Real-time frequency-independent single-Lead and single-beat myocardial infarction detection.

Journal: Artificial intelligence in medicine
Published Date:

Abstract

This study proposes a novel real-time frequency-independent myocardial infarction detector for Lead II electrocardiograms. The underlying Deep-LSTM network is trained using the PTB-XL database, the largest to date publicly available electrocardiography dataset, and is tested over the same and the older PTB database. By testing the model over distinct datasets, collected under different conditions and from different patients, a more realistic measure of the performance can be gauged from the deployed system. The detector is trained over 3589 myocardial infarction (MI) patients and 7115 healthy controls (HC) while it is evaluated on 1076 MIs and 1840 HCs. The proposed algorithm, achieved an accuracy of 77.12%, recall/sensitivity of 75.85%, and a specificity of 83.02% over the entire PTB database; 85.07%, 81.54%, 87.31% over the PTB-XL validation set (fold 9), and 84.17%, 78.37%, 87.55% over the PTB-XL test set (fold 10). The model also achieves stable performance metrics over the frequency range of 202 Hz to 2.8 kHz. The processing time is dependent on the sampling frequency, ranging from 130 ms at 202 Hz to 1.8 s at 2.8 kHz. Such outcome is within the time required for real-time processing (less than 300 ms for fast heartbeats), between 202 Hz and 500 Hz making the algorithm practically real-time.
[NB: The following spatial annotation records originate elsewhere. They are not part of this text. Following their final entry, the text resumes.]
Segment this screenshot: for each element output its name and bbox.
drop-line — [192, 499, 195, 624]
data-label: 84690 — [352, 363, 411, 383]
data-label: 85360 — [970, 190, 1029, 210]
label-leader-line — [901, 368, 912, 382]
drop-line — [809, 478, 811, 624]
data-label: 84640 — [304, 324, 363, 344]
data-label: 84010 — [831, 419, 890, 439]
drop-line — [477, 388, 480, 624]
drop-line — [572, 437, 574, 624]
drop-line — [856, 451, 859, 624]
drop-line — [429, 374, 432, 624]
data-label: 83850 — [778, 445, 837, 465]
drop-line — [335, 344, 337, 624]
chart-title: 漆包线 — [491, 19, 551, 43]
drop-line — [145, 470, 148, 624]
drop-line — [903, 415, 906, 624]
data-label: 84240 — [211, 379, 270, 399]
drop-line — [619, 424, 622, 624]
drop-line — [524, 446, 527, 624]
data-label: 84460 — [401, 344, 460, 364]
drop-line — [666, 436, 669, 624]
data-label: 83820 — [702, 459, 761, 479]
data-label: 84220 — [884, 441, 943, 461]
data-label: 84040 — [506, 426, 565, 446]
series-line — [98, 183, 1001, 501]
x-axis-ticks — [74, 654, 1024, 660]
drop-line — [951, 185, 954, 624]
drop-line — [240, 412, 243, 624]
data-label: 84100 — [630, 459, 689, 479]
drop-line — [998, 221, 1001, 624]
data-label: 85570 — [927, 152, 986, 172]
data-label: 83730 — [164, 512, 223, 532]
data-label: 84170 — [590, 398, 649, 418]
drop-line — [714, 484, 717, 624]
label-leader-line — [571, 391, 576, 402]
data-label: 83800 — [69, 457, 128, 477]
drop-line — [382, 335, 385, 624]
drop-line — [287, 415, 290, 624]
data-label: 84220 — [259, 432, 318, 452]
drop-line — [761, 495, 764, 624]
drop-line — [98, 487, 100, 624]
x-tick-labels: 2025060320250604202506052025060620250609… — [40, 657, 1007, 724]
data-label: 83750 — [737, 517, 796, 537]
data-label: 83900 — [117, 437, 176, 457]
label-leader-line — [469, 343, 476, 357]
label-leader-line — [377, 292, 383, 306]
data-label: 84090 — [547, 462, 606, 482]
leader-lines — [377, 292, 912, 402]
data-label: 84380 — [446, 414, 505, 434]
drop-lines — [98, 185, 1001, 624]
Therefore, the proposed MI detector could be readily deployed onto existing wearable and/or portable devices and test instruments; potentially having significant societal and clinical impact in the lives of patients at risk for myocardial infarction.

Authors

  • Harold Martin
    CATE, Department of Electrical and Computer Engineering, Florida International University, Miami, FL, USA. Electronic address: hmart027@fiu.edu.
  • Ulyana Morar
    CATE, Department of Electrical and Computer Engineering, Florida International University, Miami, FL, USA.
  • Walter Izquierdo
    CATE, Department of Electrical and Computer Engineering, Florida International University, Miami, FL, USA.
  • Mercedes Cabrerizo
  • Anastasio Cabrera
    Manatee Memorial Hospital, Bradenton, FL, USA.